Trees and shrubs may need deep watered once a month. If your prized specimens’ leaves begin to brown prematurely, or if your favorite tree or shrub looks wilted even in the early morning hours it may need a deep drink. Most plants sink their roots into the ground at least as deep as they are tall. Occasionally leaving the hose on a very slow drip and moving it every few hours may save trees and shrubs from death by drought.

Set your mower blades on the highest setting you can stand, and let the thatch build up. Longer grass actually needs less water than short cropped grass. Longer grass does a better job of shading the soil, there by reducing evaporation and heat stress to the grass and other nearby plants. And the thatch that builds up acts as a mulch, conserving moisture and shading the soil. If you must remove the thatch, do it in the fall.
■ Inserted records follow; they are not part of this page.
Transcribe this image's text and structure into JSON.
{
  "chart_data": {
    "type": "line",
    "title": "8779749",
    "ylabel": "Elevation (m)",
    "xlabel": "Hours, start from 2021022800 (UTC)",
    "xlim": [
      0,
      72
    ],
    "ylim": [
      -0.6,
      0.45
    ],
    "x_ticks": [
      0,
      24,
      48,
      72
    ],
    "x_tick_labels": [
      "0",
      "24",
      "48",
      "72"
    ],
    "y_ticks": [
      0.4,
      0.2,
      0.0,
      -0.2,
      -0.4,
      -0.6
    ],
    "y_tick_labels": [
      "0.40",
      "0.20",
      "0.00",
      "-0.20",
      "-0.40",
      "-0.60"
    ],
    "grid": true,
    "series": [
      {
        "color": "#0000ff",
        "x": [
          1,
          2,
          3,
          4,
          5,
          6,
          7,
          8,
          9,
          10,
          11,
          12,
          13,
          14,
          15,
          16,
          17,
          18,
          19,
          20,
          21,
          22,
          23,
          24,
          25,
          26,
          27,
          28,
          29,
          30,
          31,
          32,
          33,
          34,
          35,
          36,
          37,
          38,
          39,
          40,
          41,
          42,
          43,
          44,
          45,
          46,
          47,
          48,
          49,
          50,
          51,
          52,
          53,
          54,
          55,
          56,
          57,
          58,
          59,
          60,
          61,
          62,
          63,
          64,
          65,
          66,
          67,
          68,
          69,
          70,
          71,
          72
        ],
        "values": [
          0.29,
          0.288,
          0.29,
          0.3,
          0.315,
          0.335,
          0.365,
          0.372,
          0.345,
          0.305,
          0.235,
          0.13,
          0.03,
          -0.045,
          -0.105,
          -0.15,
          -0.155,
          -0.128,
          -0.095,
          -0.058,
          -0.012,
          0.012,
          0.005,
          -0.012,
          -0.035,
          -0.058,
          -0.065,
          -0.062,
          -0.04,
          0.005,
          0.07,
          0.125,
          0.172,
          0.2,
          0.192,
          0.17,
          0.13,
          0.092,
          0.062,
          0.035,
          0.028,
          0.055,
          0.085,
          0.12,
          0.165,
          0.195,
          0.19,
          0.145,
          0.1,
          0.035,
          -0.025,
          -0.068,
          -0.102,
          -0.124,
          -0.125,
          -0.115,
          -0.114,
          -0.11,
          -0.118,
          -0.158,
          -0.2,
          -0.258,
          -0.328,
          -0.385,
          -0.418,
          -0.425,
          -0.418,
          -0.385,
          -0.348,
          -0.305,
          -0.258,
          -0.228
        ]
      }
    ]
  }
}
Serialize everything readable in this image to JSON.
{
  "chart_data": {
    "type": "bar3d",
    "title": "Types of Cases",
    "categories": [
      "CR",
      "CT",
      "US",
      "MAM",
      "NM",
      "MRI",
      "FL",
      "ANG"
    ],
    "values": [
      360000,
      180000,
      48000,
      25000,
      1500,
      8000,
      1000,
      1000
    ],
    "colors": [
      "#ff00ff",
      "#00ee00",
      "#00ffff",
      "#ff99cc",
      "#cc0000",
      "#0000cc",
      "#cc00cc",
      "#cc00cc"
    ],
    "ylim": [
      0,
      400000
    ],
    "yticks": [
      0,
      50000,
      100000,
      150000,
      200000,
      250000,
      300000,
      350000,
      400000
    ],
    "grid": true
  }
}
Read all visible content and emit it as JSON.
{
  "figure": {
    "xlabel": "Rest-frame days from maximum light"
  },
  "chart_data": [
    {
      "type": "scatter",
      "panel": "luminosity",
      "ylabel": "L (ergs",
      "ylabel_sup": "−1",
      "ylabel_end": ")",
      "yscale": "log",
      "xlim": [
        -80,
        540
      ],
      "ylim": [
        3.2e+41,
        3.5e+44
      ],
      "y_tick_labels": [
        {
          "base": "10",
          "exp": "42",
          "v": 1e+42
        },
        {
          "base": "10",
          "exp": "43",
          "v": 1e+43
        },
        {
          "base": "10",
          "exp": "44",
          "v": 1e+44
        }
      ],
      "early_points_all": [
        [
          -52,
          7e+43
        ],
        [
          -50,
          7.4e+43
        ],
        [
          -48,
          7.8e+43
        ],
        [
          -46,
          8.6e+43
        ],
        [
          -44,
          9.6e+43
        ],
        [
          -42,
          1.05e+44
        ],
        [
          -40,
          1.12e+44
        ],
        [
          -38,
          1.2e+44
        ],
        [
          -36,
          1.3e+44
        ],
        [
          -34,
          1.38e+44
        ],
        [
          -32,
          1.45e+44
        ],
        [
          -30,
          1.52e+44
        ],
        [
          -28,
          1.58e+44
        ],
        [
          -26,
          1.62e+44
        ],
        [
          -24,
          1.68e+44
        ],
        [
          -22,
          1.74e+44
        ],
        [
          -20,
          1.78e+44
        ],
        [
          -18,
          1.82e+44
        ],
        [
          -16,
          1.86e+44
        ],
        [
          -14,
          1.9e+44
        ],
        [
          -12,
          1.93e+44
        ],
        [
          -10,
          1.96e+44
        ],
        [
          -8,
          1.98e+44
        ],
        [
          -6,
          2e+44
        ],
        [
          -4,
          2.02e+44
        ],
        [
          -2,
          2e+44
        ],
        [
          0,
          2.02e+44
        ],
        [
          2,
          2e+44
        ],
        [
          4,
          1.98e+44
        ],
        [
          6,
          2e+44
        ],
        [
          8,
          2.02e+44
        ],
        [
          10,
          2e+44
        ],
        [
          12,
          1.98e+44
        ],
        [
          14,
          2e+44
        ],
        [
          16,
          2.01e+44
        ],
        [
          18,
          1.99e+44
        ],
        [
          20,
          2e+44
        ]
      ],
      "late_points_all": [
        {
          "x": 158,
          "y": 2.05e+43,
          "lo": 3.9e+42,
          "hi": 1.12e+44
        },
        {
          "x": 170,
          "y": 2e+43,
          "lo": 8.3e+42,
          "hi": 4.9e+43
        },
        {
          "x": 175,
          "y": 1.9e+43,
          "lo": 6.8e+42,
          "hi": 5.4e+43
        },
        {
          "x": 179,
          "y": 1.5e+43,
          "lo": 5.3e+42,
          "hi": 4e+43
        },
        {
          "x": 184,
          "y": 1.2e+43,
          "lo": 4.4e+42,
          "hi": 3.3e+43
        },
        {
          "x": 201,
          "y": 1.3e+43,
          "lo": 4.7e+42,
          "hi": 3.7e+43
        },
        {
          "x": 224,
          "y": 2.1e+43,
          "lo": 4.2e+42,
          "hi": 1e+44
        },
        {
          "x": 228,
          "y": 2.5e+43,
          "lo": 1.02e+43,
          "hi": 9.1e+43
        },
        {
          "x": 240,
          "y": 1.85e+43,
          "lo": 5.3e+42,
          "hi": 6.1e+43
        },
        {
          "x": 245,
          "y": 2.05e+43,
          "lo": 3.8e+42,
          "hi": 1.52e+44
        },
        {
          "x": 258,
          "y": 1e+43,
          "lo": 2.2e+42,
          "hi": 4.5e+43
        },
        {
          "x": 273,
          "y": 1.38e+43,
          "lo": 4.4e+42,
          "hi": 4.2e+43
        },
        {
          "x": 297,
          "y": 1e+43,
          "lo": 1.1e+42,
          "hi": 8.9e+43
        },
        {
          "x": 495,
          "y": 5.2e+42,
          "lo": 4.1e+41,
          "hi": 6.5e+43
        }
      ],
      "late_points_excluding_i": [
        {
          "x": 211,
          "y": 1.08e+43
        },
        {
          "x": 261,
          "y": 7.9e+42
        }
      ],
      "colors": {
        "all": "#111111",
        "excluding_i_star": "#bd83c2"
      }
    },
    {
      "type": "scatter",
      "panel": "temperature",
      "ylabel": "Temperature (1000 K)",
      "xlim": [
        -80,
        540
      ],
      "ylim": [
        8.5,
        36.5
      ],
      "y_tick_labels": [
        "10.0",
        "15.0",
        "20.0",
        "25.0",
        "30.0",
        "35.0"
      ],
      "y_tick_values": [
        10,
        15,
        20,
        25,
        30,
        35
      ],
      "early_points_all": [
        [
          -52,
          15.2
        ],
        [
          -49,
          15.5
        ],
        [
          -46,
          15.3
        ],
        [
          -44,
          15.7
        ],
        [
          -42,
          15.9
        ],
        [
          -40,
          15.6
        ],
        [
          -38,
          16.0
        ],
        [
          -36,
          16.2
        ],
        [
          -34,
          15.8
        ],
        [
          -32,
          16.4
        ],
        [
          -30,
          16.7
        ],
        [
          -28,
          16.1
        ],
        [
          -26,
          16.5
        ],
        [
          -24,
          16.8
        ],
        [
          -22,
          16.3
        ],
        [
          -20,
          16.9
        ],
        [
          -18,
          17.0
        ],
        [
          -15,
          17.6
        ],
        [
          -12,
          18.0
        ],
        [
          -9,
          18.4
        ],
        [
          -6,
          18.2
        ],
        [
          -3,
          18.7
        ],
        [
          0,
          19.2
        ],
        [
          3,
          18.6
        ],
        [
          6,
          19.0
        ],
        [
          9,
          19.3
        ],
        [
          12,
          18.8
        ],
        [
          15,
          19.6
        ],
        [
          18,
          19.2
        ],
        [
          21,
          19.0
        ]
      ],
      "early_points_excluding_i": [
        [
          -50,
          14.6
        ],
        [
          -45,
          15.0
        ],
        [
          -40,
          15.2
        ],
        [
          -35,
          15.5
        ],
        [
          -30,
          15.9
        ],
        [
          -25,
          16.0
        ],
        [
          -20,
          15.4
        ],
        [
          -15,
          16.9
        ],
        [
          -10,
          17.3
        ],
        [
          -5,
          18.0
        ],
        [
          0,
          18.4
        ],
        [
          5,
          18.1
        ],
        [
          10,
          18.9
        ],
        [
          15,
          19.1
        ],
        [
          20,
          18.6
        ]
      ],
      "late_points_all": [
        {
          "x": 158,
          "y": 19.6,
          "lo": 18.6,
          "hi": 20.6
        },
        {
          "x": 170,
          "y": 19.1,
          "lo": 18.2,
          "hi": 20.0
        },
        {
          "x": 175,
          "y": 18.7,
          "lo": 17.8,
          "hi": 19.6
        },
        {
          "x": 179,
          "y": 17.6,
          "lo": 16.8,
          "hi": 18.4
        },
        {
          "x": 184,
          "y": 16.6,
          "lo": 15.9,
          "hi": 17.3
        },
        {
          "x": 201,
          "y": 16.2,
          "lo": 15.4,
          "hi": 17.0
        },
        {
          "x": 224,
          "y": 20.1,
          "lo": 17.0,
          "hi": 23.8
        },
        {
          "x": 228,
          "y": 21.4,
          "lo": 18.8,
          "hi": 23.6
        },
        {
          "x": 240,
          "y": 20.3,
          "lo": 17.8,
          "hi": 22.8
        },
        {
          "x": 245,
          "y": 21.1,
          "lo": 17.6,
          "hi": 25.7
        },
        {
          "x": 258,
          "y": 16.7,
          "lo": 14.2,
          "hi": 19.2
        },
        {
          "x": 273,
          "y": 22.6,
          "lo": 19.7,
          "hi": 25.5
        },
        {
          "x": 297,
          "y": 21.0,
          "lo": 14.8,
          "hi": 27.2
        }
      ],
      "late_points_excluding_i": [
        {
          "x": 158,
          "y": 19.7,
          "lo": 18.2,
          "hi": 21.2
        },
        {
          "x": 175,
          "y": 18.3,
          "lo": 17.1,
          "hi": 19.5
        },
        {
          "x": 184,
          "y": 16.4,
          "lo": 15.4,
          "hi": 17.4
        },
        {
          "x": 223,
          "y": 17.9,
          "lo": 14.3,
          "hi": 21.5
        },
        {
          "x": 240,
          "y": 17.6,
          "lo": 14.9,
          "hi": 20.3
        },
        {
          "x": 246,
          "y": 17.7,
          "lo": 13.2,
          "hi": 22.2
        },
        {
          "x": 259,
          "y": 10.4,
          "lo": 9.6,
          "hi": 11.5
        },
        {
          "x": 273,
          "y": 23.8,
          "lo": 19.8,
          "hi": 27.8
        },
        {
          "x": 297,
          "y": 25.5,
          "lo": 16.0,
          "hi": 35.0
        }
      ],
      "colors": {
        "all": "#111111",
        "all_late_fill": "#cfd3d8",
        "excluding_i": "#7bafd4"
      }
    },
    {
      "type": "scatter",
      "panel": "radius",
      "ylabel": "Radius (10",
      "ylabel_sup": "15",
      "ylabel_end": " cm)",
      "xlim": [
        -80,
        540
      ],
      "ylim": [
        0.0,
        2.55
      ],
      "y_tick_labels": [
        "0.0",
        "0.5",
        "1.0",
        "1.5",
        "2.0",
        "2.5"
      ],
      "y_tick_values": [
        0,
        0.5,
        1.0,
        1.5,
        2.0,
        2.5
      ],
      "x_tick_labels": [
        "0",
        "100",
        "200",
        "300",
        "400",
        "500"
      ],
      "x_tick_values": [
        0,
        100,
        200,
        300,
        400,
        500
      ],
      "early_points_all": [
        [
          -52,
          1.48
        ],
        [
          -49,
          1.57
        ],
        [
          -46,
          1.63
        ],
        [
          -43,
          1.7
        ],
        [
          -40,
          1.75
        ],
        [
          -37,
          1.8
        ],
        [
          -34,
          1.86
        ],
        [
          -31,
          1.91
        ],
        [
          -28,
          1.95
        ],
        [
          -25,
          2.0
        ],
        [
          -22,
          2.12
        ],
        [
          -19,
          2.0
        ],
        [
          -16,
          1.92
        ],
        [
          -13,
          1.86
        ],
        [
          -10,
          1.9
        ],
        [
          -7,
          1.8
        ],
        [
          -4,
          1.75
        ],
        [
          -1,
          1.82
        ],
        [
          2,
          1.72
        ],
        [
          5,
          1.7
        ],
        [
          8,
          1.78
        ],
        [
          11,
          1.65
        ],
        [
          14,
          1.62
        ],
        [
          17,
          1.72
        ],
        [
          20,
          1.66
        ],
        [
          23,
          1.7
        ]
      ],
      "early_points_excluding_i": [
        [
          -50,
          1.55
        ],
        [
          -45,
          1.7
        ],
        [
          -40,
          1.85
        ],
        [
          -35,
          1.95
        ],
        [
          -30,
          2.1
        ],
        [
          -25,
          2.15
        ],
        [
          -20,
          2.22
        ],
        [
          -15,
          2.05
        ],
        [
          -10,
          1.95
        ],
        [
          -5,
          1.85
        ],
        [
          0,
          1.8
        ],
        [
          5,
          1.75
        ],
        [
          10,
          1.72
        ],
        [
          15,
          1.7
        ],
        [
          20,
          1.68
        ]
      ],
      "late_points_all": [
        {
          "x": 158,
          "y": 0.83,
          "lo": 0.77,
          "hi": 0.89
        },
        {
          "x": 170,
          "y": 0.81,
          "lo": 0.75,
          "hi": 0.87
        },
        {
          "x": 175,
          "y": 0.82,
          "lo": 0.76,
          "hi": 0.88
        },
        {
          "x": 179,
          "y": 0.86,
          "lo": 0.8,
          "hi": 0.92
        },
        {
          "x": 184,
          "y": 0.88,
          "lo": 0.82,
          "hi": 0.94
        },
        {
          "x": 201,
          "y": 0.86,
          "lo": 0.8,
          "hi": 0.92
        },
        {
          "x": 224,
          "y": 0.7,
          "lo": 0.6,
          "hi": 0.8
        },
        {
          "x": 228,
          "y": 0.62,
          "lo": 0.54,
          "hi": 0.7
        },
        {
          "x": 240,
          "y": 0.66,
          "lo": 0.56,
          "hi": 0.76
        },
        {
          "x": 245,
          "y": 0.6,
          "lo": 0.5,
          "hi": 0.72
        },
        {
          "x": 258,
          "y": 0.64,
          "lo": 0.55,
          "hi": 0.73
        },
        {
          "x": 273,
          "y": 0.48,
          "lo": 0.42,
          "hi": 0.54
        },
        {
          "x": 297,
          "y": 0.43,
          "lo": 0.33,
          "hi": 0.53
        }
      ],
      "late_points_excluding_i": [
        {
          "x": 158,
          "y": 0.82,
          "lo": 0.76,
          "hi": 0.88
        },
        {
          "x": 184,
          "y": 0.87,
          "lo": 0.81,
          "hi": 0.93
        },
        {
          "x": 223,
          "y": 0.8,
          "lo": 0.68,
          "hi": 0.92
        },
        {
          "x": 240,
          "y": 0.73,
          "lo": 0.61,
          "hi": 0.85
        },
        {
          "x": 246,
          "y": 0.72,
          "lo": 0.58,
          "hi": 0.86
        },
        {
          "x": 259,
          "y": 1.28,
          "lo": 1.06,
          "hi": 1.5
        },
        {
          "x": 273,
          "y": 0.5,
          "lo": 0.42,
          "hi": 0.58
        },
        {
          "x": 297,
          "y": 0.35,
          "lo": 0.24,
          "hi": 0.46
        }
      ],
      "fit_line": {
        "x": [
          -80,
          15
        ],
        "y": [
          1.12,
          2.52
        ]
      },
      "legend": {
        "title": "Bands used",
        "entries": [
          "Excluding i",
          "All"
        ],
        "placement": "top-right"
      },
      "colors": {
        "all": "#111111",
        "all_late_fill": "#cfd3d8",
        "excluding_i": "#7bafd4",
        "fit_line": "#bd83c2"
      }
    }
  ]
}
Choose drought tolerant and native plants when possible, and do any major planting in the fall. Plants always need more water while getting established. Let Mother Nature supply that water whenever possible. Here is a source of more information on drought tolerant plants: http://www.uri.edu/ce/factsheets/sheets/droughttolerant.html

Consider growing a “dry garden.” Many Native vegetables are suited to dry gardening. Most must be planted during the spring rains so they can sink their roots down into the water table before summer sets in. In the American southwest there are varieties of corn, melons, squash, and other more exotic traditional foods that are grown without any irrigation. If you would like to experiment with dry gardening you can find more information and order seeds from Native Seeds/ SEARCH: http://www.nativeseeds.org/v2/default.php

Before doing any major landscape renovation you might want to get some information on the following practices to reduce water use:
Drip irrigation: http://en.wikipedia.org/wiki/Drip_irrigation
Permaculture: http://www.permacultureactivist.net/
Xerascaping http://pubs.caes.uga.edu/caespubs/pubcd/B1073.htm
Most libraries have public use computers and staff that can help folks with little Internet experience (including Hoopa). If you are not comfortable with computers you can ask for book recommendations at your local bookstore or library.